No início deste ano, a Universidade Oxford acolheu a ideia dos estudantes e criou uma conta corrente para aqueles que desejam doar mais de 1 libra ou que estão fora do Reino Unido. Em junho, a campanha contava com mais de 11.000 alunos inscritos que haviam se comprometido a doar 1 libra por mês, ou seja, 240.000 libras durante os próximos dois anos. Este valor pode custear os estudos de 10 alunos, cobrindo as mensalidades, a acomodação e a alimentação para um ano de estudos.

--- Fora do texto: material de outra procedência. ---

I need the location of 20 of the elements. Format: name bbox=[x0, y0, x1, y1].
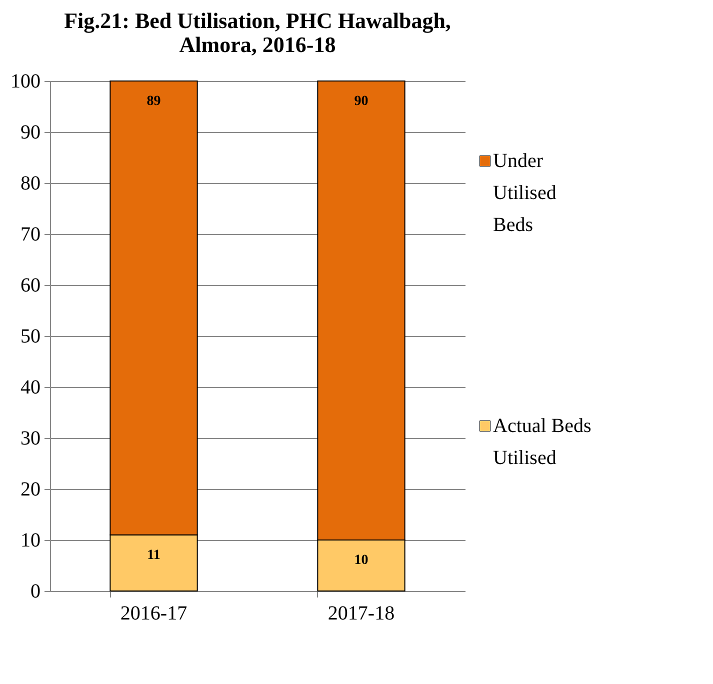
legend-label: Under Utilised Beds bbox=[493, 150, 556, 236]
y-tick-label: 30 bbox=[20, 428, 40, 450]
chart-title: Fig.21: Bed Utilisation, PHC Hawalbagh, Almora, 2016-18 bbox=[64, 8, 451, 57]
y-tick-label: 20 bbox=[20, 478, 40, 500]
y-tick-label: 10 bbox=[20, 530, 40, 552]
data-label: 11 bbox=[147, 548, 160, 563]
data-label: 10 bbox=[354, 553, 368, 568]
y-tick-label: 60 bbox=[20, 274, 40, 296]
y-tick-label: 70 bbox=[20, 224, 40, 246]
data-label: 89 bbox=[146, 94, 161, 109]
y-tick-label: 0 bbox=[30, 580, 40, 602]
y-tick-label: 50 bbox=[20, 326, 40, 348]
y-tick-label: 90 bbox=[20, 122, 40, 144]
x-tick-label: 2016-17 bbox=[120, 602, 188, 624]
y-tick-label: 80 bbox=[20, 172, 40, 194]
y-tick-label: 40 bbox=[20, 376, 40, 398]
x-tick-label: 2017-18 bbox=[328, 602, 395, 624]
legend-label: Actual Beds Utilised bbox=[493, 415, 592, 469]
data-label: 90 bbox=[354, 94, 368, 109]
y-tick-label: 100 bbox=[10, 70, 40, 92]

As bolsas serão oferecidas a partir do ano letivo de 2017-2018, porém a banca avaliadora, composta por estudantes e professores de Oxford ligados a estudos de refugiados, já encontrou oito potenciais alunos para começar os estudos em setembro deste ano. “Estamos recebendo ajuda financeira para essas bolsas de doadores externos, das instituições por área de Oxford e de membros do corpo administrativo e docente da universidade”, disse Thais.

De acordo com os dados da estudante, quase 70% dos alunos que se interessaram em ganhar as bolsas de estudo são da Síria. Os outros candidatos vêm do Afeganistão, Irã, Iraque e Uganda.

“A maioria dos refugiados se candidata para estudar em cursos de química, engenharias, medicina e direito. Também há muitos estudantes de jornalismo que sofreram perseguições políticas do governo local. Profissões assim são necessárias para a reconstrução de um país”, afirmou Thais.

Thais conta que grande parte do seu currículo educacional – graduação em engenharia biomédica na Alemanha, mestrado e doutorado em Oxford – aconteceu por meio de bolsas de estudo. “Gostaria de poder oferecer a outros estudantes a oportunidade que tive de me aperfeiçoar em uma instituição tradicional e respeitada”, disse Thais.

Brexit – Com a saída do Reino Unido da União Europeia na última semana, Thais diz estar preocupada com os reflexos para os estudantes refugiados que irão participar do ambiente universitário. “O meu medo é o possível aumento do preconceito contra os alunos que estarão aqui no Reino Unido”, disse.